Après une incursion au milieu d'une tragédie dont je n'ai pu qu'être un témoin éclair, retour au porte-avions, retour dans un autre monde. Une ville flottante avec ses 5.550 marins en uniformes impeccables, et dont le réfectoire propose « mac and cheese » et cookies aux pépites de chocolat. Et pourtant ce contraste est nécessaire: si cette ville flottante est là, avec ses quelque 80 appareils et les sept autres navires qui l'accompagnent, c’est pour que les secours soient plus efficaces, et pour sauver la vie d’innombrables sinistrés d'un typhon qui a fait des milliers de morts.

A Ormoc, des survivants du typhon sont repoussés par le vent créé par l'hélicoptère au décollage (AFP / Noel Celis)

Ma priorité à ce moment-là : trouver un téléphone pour appeler le bureau de l'AFP à Manille et décrire ces scènes de désespoir pour qu'elles soient intégrées au papier du jour. C'est le but de cette mission.
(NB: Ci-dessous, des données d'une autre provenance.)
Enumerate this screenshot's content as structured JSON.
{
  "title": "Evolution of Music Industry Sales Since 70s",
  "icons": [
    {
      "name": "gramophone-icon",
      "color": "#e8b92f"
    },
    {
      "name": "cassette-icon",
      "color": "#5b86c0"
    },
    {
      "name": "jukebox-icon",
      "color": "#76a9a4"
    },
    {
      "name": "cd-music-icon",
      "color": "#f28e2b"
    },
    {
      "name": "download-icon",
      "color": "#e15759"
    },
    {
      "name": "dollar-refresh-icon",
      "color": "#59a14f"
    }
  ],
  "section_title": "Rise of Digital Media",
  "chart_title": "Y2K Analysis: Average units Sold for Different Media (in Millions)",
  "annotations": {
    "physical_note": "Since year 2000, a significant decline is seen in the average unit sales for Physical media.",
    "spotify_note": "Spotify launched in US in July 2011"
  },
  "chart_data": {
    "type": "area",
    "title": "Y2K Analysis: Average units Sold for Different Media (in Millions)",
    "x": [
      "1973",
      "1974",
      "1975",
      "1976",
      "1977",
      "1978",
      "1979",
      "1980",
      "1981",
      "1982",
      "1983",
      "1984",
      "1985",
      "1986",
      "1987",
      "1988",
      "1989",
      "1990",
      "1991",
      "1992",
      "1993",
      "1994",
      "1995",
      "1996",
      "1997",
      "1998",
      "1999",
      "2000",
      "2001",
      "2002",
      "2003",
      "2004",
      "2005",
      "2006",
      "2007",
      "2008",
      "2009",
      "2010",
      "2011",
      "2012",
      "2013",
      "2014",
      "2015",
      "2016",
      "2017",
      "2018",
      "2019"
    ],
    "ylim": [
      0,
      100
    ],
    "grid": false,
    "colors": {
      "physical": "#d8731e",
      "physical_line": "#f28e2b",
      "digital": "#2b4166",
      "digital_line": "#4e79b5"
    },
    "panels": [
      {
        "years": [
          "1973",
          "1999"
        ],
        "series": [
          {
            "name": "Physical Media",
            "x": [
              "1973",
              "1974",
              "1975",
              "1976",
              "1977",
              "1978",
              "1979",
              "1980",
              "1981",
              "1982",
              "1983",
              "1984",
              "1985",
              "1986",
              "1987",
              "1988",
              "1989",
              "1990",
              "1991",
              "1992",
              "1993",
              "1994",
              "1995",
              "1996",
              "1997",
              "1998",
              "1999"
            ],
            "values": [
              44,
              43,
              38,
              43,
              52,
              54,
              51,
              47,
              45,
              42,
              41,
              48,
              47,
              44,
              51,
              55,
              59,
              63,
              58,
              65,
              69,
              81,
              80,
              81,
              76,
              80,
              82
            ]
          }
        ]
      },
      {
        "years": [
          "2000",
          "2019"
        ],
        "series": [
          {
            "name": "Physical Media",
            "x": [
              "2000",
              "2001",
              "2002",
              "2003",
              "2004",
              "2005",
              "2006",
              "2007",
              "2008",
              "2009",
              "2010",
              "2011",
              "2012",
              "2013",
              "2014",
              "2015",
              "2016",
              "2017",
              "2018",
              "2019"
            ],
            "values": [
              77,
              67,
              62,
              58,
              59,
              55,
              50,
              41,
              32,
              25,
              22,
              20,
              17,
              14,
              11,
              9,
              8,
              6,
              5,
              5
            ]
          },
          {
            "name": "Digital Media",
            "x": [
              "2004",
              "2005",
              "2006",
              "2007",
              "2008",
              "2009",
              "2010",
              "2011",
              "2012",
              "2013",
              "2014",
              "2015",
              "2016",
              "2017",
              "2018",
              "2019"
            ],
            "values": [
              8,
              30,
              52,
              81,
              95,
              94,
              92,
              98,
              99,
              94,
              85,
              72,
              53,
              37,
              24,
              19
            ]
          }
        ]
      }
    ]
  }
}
Donner une voix, une existence, aux mises en garde des humanitaires:  certes, l'aide arrive enfin, mais la situation reste extrême dans les zones encore isolées, il ne faut pas relâcher les efforts.

Un membre du service communication de l’US Navy m'accompagne jusqu’à un téléphone qui semble se cacher à l'autre bout du navire, en passant par un hangar géant où sont garés des avions.

L'heure du retour approche, accompagnée d'une petite angoisse: c'est comment le décollage ?

Un survivant du typhon et sa fille dans l'île de Homonhon (AFP / Noel Celis)>>

On traverse le pont, nos casques sur la tête et des masques sur les yeux, pour rejoindre le C2 Greyhound. Nouvelles consignes de l'équipage: bien se sangler pour éviter de percuter le siège de devant, mettre les bras en croix sur la poitrine. « Go ! Go ! Go ! », et nous sommes catapultés dans les airs.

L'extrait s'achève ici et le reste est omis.